Le Généraliste. 40 ans après la loi Veil, le droit à l’IVG est-il menacé ?
Gilles Lazimi. Le droit à l’IVG ne me semble pas menacé aujourd’hui en France tel qu’il est inscrit dans la loi. En revanche, on continue de culpabiliser les femmes alors qu’une femme sur trois aura une IVG dans sa vie. La réalité montre également que certaines femmes retardent leur choix pour diverses raisons ce qui réduit leur possibilité d’intervention et précisément de choisir l’IVG médicamenteuse. Persiste aussi un discours des professionnels de santé sur les conséquences psychiques catastrophiques auxquelles elles devront faire face. Enfin, la fermeture de 130 centres d’IVG publiques et privées au cours des dix dernières années a contribué à restreindre l’accès des femmes à l’IVG.
Y a-t-il, selon vous, des mesures politiques et économiques à envisager pour améliorer l’accès à l’IVG ?
G.L. De nombreux progrès restent à faire. Il faut par exemple commencer à mieux former les médecins et les internes en médecine générale. Cela passe notamment par le fait de mieux accueillir ces femmes et de les déculpabiliser sans leur dire que ce sera un événement traumatique. Si on veut faciliter la prise en charge des IVG, on pourrait par exemple penser à prendre en charge les examens qui précèdent l’IVG comme les prises de sang, l’échographie… Pour les patientes qui n’ont pas de mutuelles ou qui sont sur la mutuelle de leurs parents cela peut leur poser problème.
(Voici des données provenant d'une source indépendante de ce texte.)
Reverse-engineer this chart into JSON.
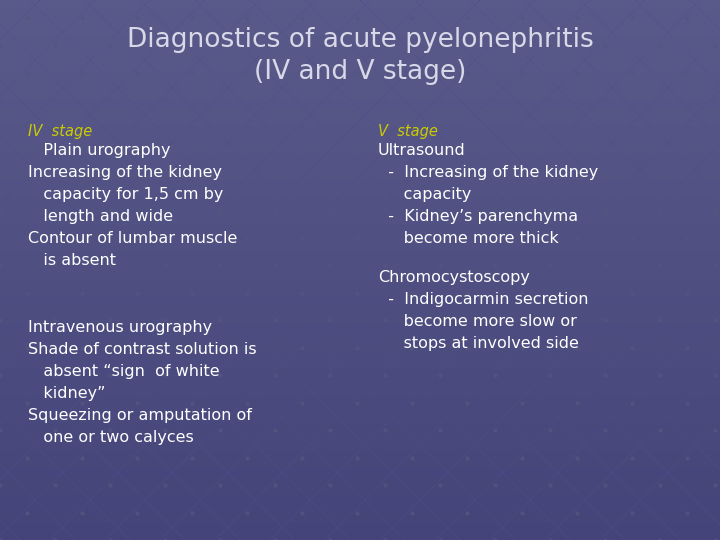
{
  "title_line1": "Diagnostics of acute pyelonephritis",
  "title_line2": "(IV and V stage)",
  "title_color": "#d8d8e8",
  "title_fontsize": 19,
  "bg_color": "#5a5a8a",
  "grid_line_color": "#4a4a78",
  "grid_dot_color": "#4a4a80",
  "label_color_yellow": "#cccc00",
  "text_color_white": "#ffffff",
  "iv_stage_label": "IV  stage",
  "v_stage_label": "V  stage",
  "iv_col1_lines": [
    "   Plain urography",
    "Increasing of the kidney",
    "   capacity for 1,5 cm by",
    "   length and wide",
    "Contour of lumbar muscle",
    "   is absent"
  ],
  "iv_col1_lines2": [
    "Intravenous urography",
    "Shade of contrast solution is",
    "   absent “sign  of white",
    "   kidney”",
    "Squeezing or amputation of",
    "   one or two calyces"
  ],
  "v_col_lines": [
    "Ultrasound",
    "  -  Increasing of the kidney",
    "     capacity",
    "  -  Kidney’s parenchyma",
    "     become more thick"
  ],
  "v_col_lines2": [
    "Chromocystoscopy",
    "  -  Indigocarmin secretion",
    "     become more slow or",
    "     stops at involved side"
  ],
  "font_size_body": 11.5,
  "font_size_label": 10.5
}
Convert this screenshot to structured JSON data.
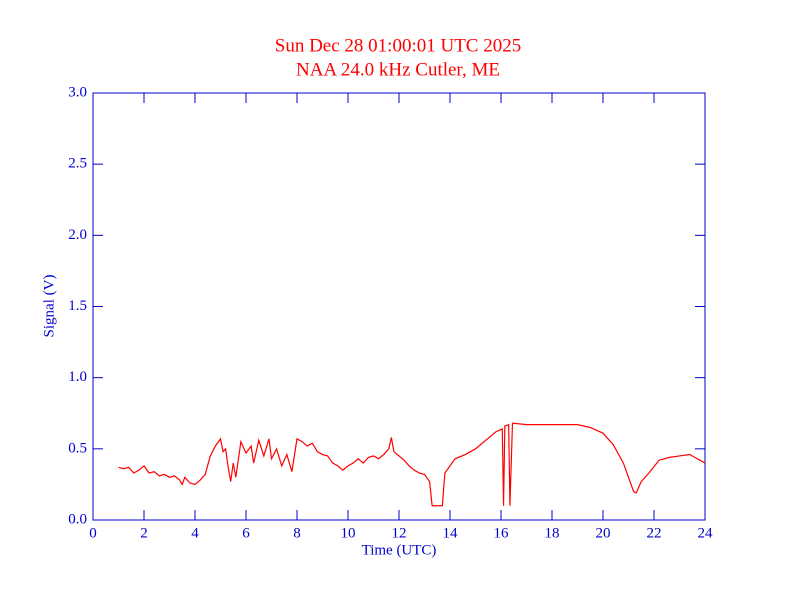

On pourrait aussi modifier l’obligation légale des sept jours de délai de réflexion. Car c’est en effet la seule pathologie pour laquelle cette mention existe. Enfin revaloriser cet acte et alléger la paperasserie administrative – le médecin doit par exemple se rendre lui-même à la pharmacie pour aller chercher les médicaments – sont autant de possibilités d’aménagements visant à améliorer l’accès à l’IVG.
Le Généraliste. Quelle est la place aujourd’hui du médecin généraliste face à l’IVG ? Et dans le futur ?
G.L. On constate depuis plusieurs années une progression des IVG médicamenteuse. Elles représentent aujourd’hui dans l’Hexagone la moitié des IVG. Et parmi ces 50%, un quart sont réalisées en ville. Je pense que même si l’allongement des délais d’attente dans les services d’orthogénie a joué sur le report des IVG médicamenteuses en ville, la place du généraliste est de toute évidence primordiale. Le cabinet du généraliste est le premier lieu où la femme va pouvoir demander des informations sur l’IVG. Il est pour cela essentiel que le médecin soit bien formé et qu’il soit en contact avec un réseau. Il existe par exemple REVHO qui est un réseau de santé ville-hôpital créé en 2004 qui permet aux femmes d’avoir recours à une IVG médicamenteuse avec leur médecin de ville. Citons aussi jaidesadresses.org, qui est une mine d’informations sur les professionnels de santé et les lieux où l’on peut pratiquer une IVG médicamenteuse.